(from left) At the media workshop today in Mauritius, Mr. Ritvik Neerbijn, Mauritania Broadcasting Corporation, Mr. Jatin Dindoyal and Mr, Fabrice Chelman of Mauritius Government Information Services, and Ms. Slviane Velvendron, Radio Plus
By Denis McClean
PORT LOUIS, Mauritius, 21 November, 2016 - A packed agenda awaits participants at this week’s 6th Africa Regional Platform which opens tomorrow and will be followed on Friday by the 5th High Level Meeting on Disaster Risk Reduction which is expected to conclude with the adoption of a plan for implementation of the Sendai Framework for Disaster Risk Reduction across Africa.
Some 800 people have registered to attend the three-day Regional Platform including 300 government representatives. It is the first opportunity for the region to meet since the Sendai Framework was adopted by UN Member States as the global plan for reducing disaster losses in March 2015.
In a pre-Platform briefing to the media today, the head of the UNISDR Regional Office for Africa, Mr. Amjad Abbashar, said the meeting would set the direction for disaster risk management across the region for the remaining years of the 2030 Sustainable Development Agenda.
The Regional Platform is expected to hear of commitments to substantially increase the number of countries with national disaster loss databases, currently standing at 18. This is vital to the region’s efforts to meet the key 2020 Sendai Framework deadline for a substantial increase in the number of national and local strategies for the reduction of disaster losses benchmarked against losses over previous years.
Full scale monitoring of the world’s global plan for reducing disaster losses will get underway in 2020 and best estimates indicate that just half of 193 UN Member States have half of the data required to start effectively measuring and monitoring their progress in meeting the seven global targets of the Sendai Framework for Disaster Risk Reduction.
Key targets include reducing disaster mortality, the numbers of people affected by disasters, economic losses and damage to critical infrastructure.
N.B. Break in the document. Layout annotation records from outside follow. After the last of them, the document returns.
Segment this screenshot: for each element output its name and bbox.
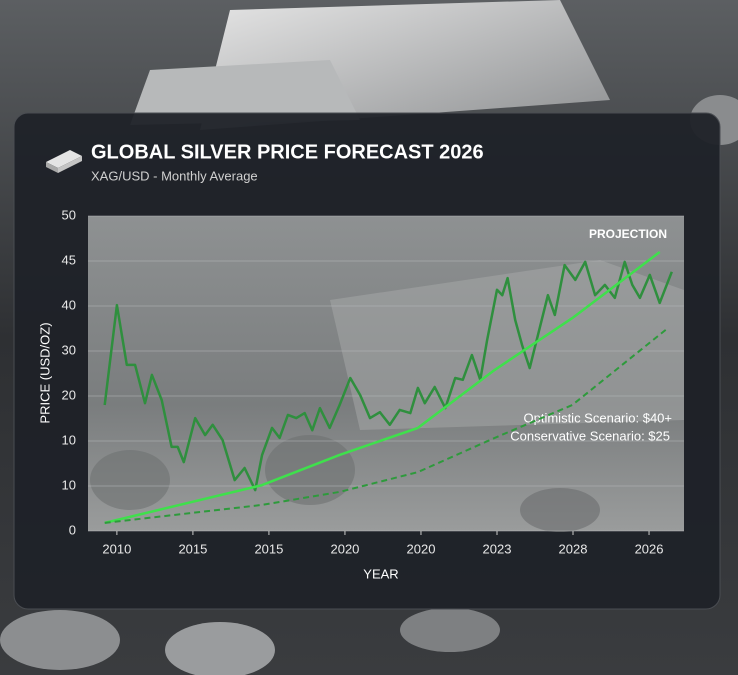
x-axis-label: YEAR xyxy=(363,566,398,581)
x-tick-label: 2020 xyxy=(330,541,359,556)
y-tick-label: 20 xyxy=(62,387,76,402)
plot-photo xyxy=(265,435,355,505)
annotation: PROJECTION xyxy=(589,227,667,241)
silver-nugget-photo xyxy=(400,608,500,652)
x-tick-label: 2015 xyxy=(254,541,283,556)
series-line xyxy=(104,251,661,525)
y-tick-label: 0 xyxy=(69,522,76,537)
x-tick-label: 2026 xyxy=(635,541,664,556)
x-tick-label: 2028 xyxy=(559,541,588,556)
x-tick-label: 2023 xyxy=(483,541,512,556)
plot-photo xyxy=(90,450,170,510)
y-tick-label: 10 xyxy=(62,477,76,492)
plot-photo xyxy=(520,488,600,532)
y-tick-label: 45 xyxy=(62,252,76,267)
y-tick-label: 30 xyxy=(62,342,76,357)
y-tick-label: 50 xyxy=(62,207,76,222)
y-tick-label: 10 xyxy=(62,432,76,447)
chart-subtitle: XAG/USD - Monthly Average xyxy=(91,168,258,183)
annotation: Conservative Scenario: $25 xyxy=(510,428,670,443)
silver-nugget-photo xyxy=(0,610,120,670)
y-tick-label: 40 xyxy=(62,297,76,312)
chart-title: GLOBAL SILVER PRICE FORECAST 2026 xyxy=(91,141,484,163)
silver-nugget-photo xyxy=(165,622,275,675)
y-axis-label: PRICE (USD/OZ) xyxy=(37,322,52,423)
x-tick-label: 2020 xyxy=(407,541,436,556)
bar-icon xyxy=(46,150,82,173)
silver-bar-photo xyxy=(130,60,360,125)
series-line xyxy=(103,260,673,492)
x-tick-label: 2015 xyxy=(178,541,207,556)
annotation: Optimistic Scenario: $40+ xyxy=(524,410,672,425)
x-tick-label: 2010 xyxy=(102,541,131,556)
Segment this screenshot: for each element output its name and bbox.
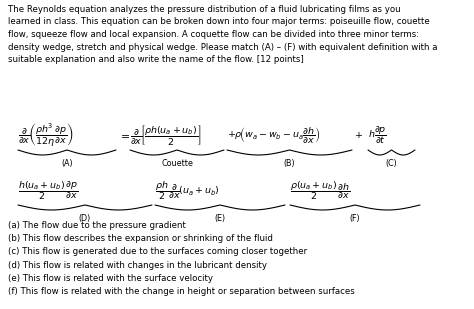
Text: $\dfrac{\rho h}{2}\dfrac{\partial}{\partial x}\!\left(u_a+u_b\right)$: $\dfrac{\rho h}{2}\dfrac{\partial}{\part… bbox=[155, 180, 219, 202]
Text: suitable explanation and also write the name of the flow. [12 points]: suitable explanation and also write the … bbox=[8, 55, 304, 64]
Text: (c) This flow is generated due to the surfaces coming closer together: (c) This flow is generated due to the su… bbox=[8, 248, 307, 256]
Text: (f) This flow is related with the change in height or separation between surface: (f) This flow is related with the change… bbox=[8, 287, 355, 296]
Text: (d) This flow is related with changes in the lubricant density: (d) This flow is related with changes in… bbox=[8, 260, 267, 269]
Text: (C): (C) bbox=[386, 159, 397, 168]
Text: (a) The flow due to the pressure gradient: (a) The flow due to the pressure gradien… bbox=[8, 221, 186, 230]
Text: (A): (A) bbox=[61, 159, 73, 168]
Text: Couette: Couette bbox=[161, 159, 193, 168]
Text: $+$: $+$ bbox=[354, 130, 363, 140]
Text: (e) This flow is related with the surface velocity: (e) This flow is related with the surfac… bbox=[8, 274, 213, 283]
Text: The Reynolds equation analyzes the pressure distribution of a fluid lubricating : The Reynolds equation analyzes the press… bbox=[8, 5, 401, 14]
Text: $\dfrac{\partial}{\partial x}\!\left(\dfrac{\rho h^3}{12\eta}\dfrac{\partial p}{: $\dfrac{\partial}{\partial x}\!\left(\df… bbox=[18, 121, 73, 149]
Text: $\dfrac{\partial}{\partial x}\!\left[\dfrac{\rho h\left(u_a+u_b\right)}{2}\right: $\dfrac{\partial}{\partial x}\!\left[\df… bbox=[130, 123, 201, 147]
Text: (D): (D) bbox=[79, 214, 91, 223]
Text: (E): (E) bbox=[214, 214, 226, 223]
Text: $+\rho\!\left(w_a-w_b-u_a\dfrac{\partial h}{\partial x}\right)$: $+\rho\!\left(w_a-w_b-u_a\dfrac{\partial… bbox=[227, 125, 320, 145]
Text: learned in class. This equation can be broken down into four major terms: poiseu: learned in class. This equation can be b… bbox=[8, 18, 430, 27]
Text: $\dfrac{\rho\left(u_a+u_b\right)}{2}\dfrac{\partial h}{\partial x}$: $\dfrac{\rho\left(u_a+u_b\right)}{2}\dfr… bbox=[290, 180, 350, 202]
Text: $=$: $=$ bbox=[118, 130, 130, 140]
Text: (F): (F) bbox=[350, 214, 360, 223]
Text: (B): (B) bbox=[283, 159, 295, 168]
Text: $\dfrac{h\left(u_a+u_b\right)}{2}\dfrac{\partial p}{\partial x}$: $\dfrac{h\left(u_a+u_b\right)}{2}\dfrac{… bbox=[18, 180, 78, 202]
Text: $h\dfrac{\partial p}{\partial t}$: $h\dfrac{\partial p}{\partial t}$ bbox=[368, 124, 387, 146]
Text: (b) This flow describes the expansion or shrinking of the fluid: (b) This flow describes the expansion or… bbox=[8, 234, 273, 243]
Text: density wedge, stretch and physical wedge. Please match (A) – (F) with equivalen: density wedge, stretch and physical wedg… bbox=[8, 43, 438, 52]
Text: flow, squeeze flow and local expansion. A coquette flow can be divided into thre: flow, squeeze flow and local expansion. … bbox=[8, 30, 419, 39]
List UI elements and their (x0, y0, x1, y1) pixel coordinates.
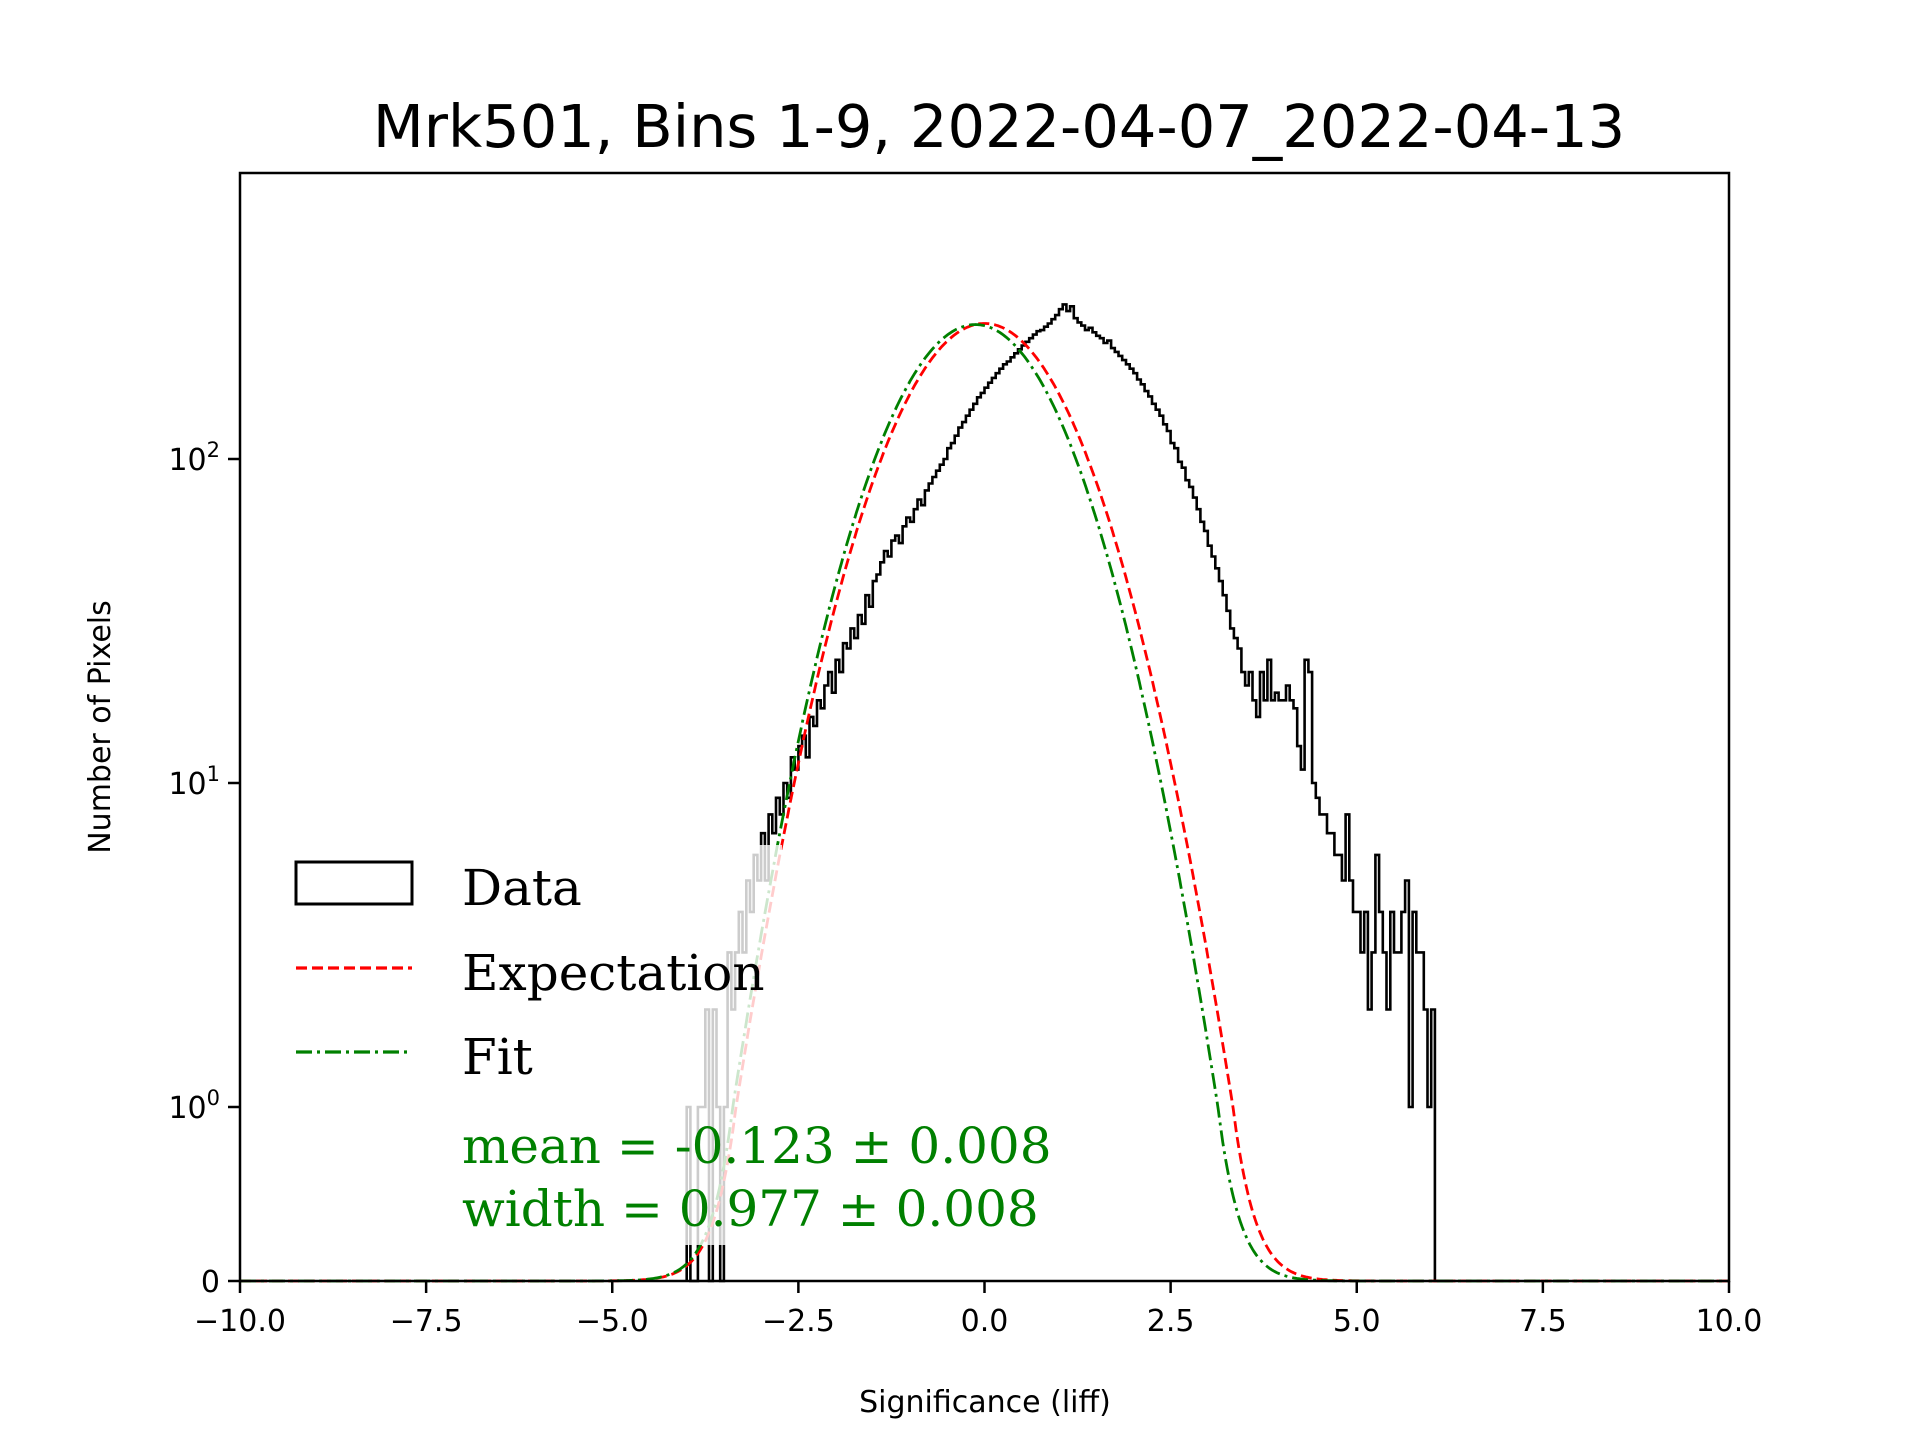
x-tick-label: 2.5 (1147, 1304, 1195, 1339)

Africa is the only region which is specifically mentioned in the Sendai Framework as meriting “special attention” and much of this is due to the impact that climate change is having across the region particularly in terms of the widespread impacts of drought as desertification continues to spread across many landlocked drylands at the heart of the continent.
In the pre-Platform build-up, the leading conservation group, the International Union for the Conservation of Nature (IUCN) convened a two day workshop to look at the role of eco-systems in disaster risk reduction.
IUCN brought together representatives from the Ministries of Environment and Disaster Management of at least 18 African countries, scientists and practitioners, and the meeting provided a discussion platform for participants to share their experiences with nature as a solution for Disaster Risk Reduction, identify opportunities and needs to scale-up the approach.
Together the participants agreed that Eco-DRR is a necessary approach for risk reduction and the importance of strengthening national and local capacities for risk and vulnerability assessments that recognise the importance of ecosystems was highlighted.
At the same there was a briefing on disaster risk reduction for journalists led by DIRAJ, Disaster Risk Reduction Network of African Journalists, led by DIRAJ Secretary-General, Mr. David Owino, who said he hoped that a chapter of DIRAJ would be established in Mauritius.
Journalists attending the Regional Platform are due to issue their own statement of commitment to supporting the implementation of the Sendai Framework which recognises them as an important stakeholder group.
The official opening tomorrow afternoon will be preceded by a wide range of consultations among Africa’s Regional Economic Communities, parliamentarians, local authorities, NGOs, the private sector, women, science and technology, children and youth, and media.